Visiting the producer's facilities was an inspiring experience. It left me asking, “Does any food production system in the world pay this much attention to the quality and traceability of their products?” As far as many supermarket items are concerned, I need help thinking of many examples. But with these tunas, I was blown away by how every detail is meticulously recorded at each step of the supply chain; from the moment a tuna is caught in Maldivian waters, it begins its journey to becoming some of the most sought-after tuna in the world. Once caught, the fish start their journey on a strict cold chain that never gets warmer than -1 degree (C). Upon arrival at the port, each fish gets graded through core sampling, and later, sample fish undergo tests for heavy metals on a molecular level. Subsequently, each fish is broken down and processed in an environment comparable to a hospital operating theatre as far as cleanliness matters.

These days, most supermarket fresh produce suppliers would not risk letting anyone inside their premises (for fear of being featured in another sensationalised-style documentary). However, these facilities welcomed us into their facility and openly showcased their unique processes and technologies that ensure only the highest quality tuna products make it to market. Interesting fact: Fresh Maldivian tuna products make it to supermarket shelves in Europe in 24 hours and in the USA in under 36 hours!

While in the port, I managed to interview a few of the Maldivian fishers, and having interviewed many reluctant fishers in the past, the enthusiasm and openness of the Maldivian fishers was a breath of fresh air. They spoke proudly of their work, their buyers, and the industry. This may be due to their higher-than-average salaries, but it reflects in their work. After a quick tour of a traditional and rather luxurious (by fishing standards) Maldivian one-by-one fishing vessel, it was time to hit the road.
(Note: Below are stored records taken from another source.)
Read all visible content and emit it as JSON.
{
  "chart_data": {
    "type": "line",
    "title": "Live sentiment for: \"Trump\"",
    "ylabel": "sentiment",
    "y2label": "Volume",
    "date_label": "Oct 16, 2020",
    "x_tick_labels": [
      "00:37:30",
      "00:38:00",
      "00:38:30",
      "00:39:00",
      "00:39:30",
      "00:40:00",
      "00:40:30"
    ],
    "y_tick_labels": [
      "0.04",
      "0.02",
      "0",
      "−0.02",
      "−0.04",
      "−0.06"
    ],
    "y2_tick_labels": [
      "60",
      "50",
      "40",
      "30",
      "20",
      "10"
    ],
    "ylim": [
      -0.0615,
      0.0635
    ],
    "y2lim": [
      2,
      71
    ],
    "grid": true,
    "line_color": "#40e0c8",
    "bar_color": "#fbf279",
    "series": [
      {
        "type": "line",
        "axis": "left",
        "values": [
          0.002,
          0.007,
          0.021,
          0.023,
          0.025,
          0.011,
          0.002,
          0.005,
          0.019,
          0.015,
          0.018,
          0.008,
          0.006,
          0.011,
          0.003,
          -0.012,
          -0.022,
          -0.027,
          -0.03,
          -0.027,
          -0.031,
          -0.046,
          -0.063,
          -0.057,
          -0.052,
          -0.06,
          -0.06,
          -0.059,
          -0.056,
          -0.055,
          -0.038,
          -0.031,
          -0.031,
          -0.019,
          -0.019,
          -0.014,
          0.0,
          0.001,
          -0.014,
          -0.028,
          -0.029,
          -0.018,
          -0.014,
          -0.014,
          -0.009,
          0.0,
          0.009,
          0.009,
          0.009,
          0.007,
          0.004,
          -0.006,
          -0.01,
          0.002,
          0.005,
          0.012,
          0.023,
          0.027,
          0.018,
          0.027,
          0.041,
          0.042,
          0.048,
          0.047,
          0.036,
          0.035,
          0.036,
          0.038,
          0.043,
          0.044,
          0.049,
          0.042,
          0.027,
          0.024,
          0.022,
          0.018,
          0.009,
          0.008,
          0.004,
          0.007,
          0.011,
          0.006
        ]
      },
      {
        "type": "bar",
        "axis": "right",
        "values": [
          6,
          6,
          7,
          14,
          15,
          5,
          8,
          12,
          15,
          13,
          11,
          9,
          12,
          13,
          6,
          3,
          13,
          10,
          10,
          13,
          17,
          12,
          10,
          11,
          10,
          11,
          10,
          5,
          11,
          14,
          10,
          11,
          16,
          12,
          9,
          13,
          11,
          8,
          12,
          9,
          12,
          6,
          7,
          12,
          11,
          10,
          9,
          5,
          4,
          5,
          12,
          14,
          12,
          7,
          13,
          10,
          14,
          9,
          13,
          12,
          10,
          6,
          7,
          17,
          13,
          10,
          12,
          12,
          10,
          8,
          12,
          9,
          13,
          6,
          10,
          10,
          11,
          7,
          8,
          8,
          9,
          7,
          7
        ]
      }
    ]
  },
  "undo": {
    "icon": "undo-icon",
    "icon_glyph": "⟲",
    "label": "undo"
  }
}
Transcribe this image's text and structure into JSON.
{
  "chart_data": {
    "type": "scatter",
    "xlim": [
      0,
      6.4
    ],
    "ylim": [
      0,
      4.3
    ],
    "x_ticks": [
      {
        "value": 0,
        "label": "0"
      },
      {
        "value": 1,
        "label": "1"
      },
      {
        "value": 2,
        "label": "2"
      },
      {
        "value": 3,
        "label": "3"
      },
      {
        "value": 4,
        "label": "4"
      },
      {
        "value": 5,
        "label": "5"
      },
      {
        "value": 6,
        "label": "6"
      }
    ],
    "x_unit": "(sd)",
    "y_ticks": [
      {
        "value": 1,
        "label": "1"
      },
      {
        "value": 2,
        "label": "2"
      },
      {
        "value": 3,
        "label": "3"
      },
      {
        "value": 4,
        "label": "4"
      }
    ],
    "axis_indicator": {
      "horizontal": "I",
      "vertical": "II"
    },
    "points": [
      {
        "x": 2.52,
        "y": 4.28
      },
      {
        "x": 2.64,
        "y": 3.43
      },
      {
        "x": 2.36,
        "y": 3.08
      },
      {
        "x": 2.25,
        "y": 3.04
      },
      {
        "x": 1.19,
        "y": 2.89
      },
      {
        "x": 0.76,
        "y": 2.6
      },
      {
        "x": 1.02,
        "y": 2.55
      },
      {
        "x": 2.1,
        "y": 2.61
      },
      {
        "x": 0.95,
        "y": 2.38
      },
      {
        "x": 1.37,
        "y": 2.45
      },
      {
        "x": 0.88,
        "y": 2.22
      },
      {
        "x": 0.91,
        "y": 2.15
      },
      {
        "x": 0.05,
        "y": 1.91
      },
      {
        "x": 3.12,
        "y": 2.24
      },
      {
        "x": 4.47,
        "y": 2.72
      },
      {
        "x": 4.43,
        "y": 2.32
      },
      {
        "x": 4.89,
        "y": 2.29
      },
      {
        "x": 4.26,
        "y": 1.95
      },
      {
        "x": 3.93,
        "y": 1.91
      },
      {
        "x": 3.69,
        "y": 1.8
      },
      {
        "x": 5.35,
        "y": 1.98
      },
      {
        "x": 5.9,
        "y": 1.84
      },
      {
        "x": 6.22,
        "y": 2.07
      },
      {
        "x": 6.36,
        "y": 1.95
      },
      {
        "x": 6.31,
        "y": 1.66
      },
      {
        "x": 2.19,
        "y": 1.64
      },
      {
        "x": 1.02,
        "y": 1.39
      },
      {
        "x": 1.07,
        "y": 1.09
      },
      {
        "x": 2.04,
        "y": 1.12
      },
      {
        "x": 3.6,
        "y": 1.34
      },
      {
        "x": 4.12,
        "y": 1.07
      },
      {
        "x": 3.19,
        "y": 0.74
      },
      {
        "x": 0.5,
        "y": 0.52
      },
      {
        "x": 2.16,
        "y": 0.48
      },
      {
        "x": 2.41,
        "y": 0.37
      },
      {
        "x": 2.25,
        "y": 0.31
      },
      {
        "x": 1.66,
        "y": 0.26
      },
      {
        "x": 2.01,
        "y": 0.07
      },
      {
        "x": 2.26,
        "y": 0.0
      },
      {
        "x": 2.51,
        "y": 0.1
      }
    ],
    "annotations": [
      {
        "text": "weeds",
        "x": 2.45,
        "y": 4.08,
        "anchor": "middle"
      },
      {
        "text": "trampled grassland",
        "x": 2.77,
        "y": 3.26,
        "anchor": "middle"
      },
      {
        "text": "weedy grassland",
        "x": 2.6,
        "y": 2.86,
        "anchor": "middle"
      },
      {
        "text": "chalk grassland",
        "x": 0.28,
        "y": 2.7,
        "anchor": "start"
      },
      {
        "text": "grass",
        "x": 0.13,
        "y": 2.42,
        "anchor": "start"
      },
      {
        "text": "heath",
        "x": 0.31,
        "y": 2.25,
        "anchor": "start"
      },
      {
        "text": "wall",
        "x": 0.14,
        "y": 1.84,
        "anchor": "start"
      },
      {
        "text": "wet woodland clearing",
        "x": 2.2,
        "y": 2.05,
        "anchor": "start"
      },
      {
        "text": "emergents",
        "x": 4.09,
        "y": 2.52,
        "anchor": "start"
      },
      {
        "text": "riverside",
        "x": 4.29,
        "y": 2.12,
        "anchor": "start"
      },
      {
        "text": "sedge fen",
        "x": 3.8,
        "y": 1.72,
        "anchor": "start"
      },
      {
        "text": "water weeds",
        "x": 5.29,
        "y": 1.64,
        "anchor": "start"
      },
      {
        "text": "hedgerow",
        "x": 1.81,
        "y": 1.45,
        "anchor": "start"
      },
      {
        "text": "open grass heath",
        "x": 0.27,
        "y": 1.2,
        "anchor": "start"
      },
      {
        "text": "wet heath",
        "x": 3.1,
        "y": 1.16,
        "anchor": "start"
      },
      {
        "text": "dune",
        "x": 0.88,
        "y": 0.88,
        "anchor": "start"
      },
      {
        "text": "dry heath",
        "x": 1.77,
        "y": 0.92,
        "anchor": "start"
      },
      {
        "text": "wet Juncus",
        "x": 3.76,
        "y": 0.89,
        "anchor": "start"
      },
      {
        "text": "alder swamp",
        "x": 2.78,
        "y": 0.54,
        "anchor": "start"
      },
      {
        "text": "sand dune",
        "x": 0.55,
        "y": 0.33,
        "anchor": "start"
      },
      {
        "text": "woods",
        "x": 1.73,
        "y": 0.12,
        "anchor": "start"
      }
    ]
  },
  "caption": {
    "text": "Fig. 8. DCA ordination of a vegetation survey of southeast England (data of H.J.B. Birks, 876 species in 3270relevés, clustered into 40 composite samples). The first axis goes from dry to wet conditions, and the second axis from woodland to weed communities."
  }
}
Leaving Himmafushi behind me, I kept asking myself whether other fresh produce suppliers could match the efforts and cleanliness in fisheries like this. Could this become the standard by which we measure other food production systems? My inaugural trip to the Maldives offered a unique opportunity to witness the impact of IPNLF’s work firsthand, and I only wish I had more time to dive deeper into each facet of the industry. But I’m sure there will be more on that soon. 

I owe a massive thanks to my fellow IPNLF colleagues in the Maldives. Despite being a small team, they are doing a phenomenal job covering fisheries spread over 200 inhabited islands in the Maldives.